THOMAS AQUINAS (c.1225-1274). De ente et essentia; ALBERTUS MAGNUS (c.1200-1280). Commentarius de Aristotelis eticorum, in Latin, ILLUMINATED MANUSCRIPT ON VELLUM
[?southern France, third quarter 13th century]
298 x 212mm. 114 leaves: 112, 215(xv a singleton), 312, 412, 512, 614, 712, 810(of 14, lacking iii and iv), 915(12 plus 3), lacking a gathering between gatherings 6 and 7, two columns of up to 77 lines written in brown and black ink in small cursive hands between frame-ruling of three pairs of verticals and two horizontals to page edges, justification: approx. 220 x 140mm, rubrics, paragraph marks and one- to five-line initials in red, two marginal diagrams (dampstaining to upper and outer edges of final thirty folios, last two pages cockled and stained not affecting legibility). 19th-century marbled-paper boards (worn).

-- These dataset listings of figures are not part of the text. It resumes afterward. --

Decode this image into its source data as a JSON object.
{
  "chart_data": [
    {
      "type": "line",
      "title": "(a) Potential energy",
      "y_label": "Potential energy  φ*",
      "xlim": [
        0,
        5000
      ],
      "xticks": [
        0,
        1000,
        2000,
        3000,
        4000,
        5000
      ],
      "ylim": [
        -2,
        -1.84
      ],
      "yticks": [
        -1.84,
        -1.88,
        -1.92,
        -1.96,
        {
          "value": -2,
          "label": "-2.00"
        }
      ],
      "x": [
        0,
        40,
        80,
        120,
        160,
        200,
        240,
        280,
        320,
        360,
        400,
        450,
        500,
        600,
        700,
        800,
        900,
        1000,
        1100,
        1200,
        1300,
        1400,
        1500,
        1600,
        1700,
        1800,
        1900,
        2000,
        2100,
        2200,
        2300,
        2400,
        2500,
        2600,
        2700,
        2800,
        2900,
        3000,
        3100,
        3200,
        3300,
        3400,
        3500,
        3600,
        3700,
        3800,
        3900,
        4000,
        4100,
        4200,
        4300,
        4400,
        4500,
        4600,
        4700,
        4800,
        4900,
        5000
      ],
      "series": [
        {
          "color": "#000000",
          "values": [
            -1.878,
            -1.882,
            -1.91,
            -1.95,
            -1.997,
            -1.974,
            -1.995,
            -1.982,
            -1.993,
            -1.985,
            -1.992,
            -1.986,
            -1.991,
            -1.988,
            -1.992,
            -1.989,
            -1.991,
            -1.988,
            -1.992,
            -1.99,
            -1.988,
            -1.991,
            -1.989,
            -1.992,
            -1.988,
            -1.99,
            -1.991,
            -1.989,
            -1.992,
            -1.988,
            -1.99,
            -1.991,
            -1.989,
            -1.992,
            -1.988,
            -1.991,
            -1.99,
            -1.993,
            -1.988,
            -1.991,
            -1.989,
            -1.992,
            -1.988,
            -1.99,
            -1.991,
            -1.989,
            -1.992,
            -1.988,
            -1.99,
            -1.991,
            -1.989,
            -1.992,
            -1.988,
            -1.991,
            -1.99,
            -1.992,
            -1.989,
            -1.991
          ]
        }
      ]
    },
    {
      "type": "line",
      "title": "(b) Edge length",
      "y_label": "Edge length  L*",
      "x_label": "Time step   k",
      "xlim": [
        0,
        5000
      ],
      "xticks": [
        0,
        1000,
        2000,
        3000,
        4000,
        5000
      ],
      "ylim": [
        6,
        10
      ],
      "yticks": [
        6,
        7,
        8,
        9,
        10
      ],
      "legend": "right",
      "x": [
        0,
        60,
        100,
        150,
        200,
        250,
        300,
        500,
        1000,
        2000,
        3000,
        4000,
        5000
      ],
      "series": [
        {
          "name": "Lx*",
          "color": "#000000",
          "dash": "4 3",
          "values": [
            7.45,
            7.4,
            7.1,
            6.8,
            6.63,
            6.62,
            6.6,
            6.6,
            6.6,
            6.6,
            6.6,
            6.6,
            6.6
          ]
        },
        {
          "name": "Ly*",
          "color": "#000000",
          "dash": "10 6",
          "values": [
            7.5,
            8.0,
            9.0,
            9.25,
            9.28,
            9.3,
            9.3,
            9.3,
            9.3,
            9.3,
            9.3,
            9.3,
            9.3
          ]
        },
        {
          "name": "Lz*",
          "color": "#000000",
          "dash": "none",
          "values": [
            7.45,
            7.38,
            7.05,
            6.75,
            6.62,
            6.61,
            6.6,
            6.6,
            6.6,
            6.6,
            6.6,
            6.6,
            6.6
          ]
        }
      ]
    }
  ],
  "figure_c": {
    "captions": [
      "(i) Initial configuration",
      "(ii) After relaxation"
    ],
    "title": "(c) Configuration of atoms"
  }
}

Like the copies of Thomas Aquinas's works offered as lots 10 and 11, this volume was undoubtedly intended for serious study, but the informality and variety of the script and presentation, combined with the variability of the parchment -- the number of natural holes, stitched and patched repairs -- indicate that it was produced in a very different context. Rather than being made by professional craftsmen working in well-organised co-ordination this manuscript shows every sign of having been produced by the friars themselves. It is written in different scripts, heavily abbreviated, one hand following another in the middle of a column, writing a varying number of lines, sometimes supplying red initials, sometimes brown. Once written it was carefully corrected and annotated. The impression that the manuscript gives accords perfectly with the prescription in the statutes of the Dominican Order that their books should be serviceable and useful, without incurring unnecessary expenditure: K. Humphreys, 'Dominicans and the copying of books', Scribi e Colofoni, X colloquio del comité international de paléographie latine, 1991, E. Condello & G. de Gregoio eds, 1995, pp.125-143. The rubric and colophons also argue that this copy of works by two of the greatest Dominican thinkers was made by members of their own order for use in a provincial studium or school: both are titled simply 'frater'. The qualification that they were 'of the order of Preachers' that is included in the titles and explicits of lots 10 and 11 was redundant. The mixture of scripts, both French and Italian, and the nature of the parchment suggest an origin in southern France.
Thomas Aquinas De Ente et Essentia ff.1-12v; Albertus Magnus Commentarius de Aristotelis eticorum, lacking a gathering between folio 77 and folio 78 with the end of Book VII, lectio i (from 'Et dicit, quod de [bestialitate]') to Book VIII, lectio iii ('et sic erunt multae species amicitiae'), and 2 leaves between folios 91 and 92 with Book IX lectio x (from 'Et notandum, quod hoc quod dicit omnibus conte[ndentibus]') to Liber IX lectio xii ('secundum quam aliqui sumendi sunt') ff.13-114: Opera Omnia, ed. Wilhelm Kübel, Aschendorff, 1987, XIV, 2, pp.520-600 and pp.689-698
A compilation of two influential early texts of Aristotelian theology: Aquinas's De Ente et Essentia (Of Being and Essence) is an early work, before the granting of his licentia docendi at Paris in 1256. It is nevertheless considered vital for the understanding of Thomist doctrine: its important distinction between Essence and Existence is seen by some commentators as the only road of entry to Aquinas's metaphysics. The pairing of the De Ente, Aquinas's most purely Aristotelian work, with the Commentarius de Aristotelis Eticorum of his teacher, Albertus Magnus, would have been a natural one for a 13th-century compiler. Aquinas may have first encountered Albertus in Paris in 1245-1248, and certainly studied under him from 1248-1252 at his newly-established Dominican Studium Generale in Cologne: indeed, a transcription in Aquinas's autograph of Albertus's lectures on the Ethics is known from this period. Two marginal sketches in the text of Book 5 of the Commentary on the Ethics illustrate principles of justice in opposition to the ideas of Pythagoras: the first uses sections of lines to demonstrate of the use of the term 'aequales' as an arithmetic rather than a geometrical property in distributive justice. The second provides a table of the relationship between a builder, a house, a tanner and a shoe in order to illustrate compensation according to proportion in relationships of exchange.
The missing leaves may be the result of censorship: the section lacking from Book VII concerns the ethics of sexual behaviour, including discussions of bestiality and incest.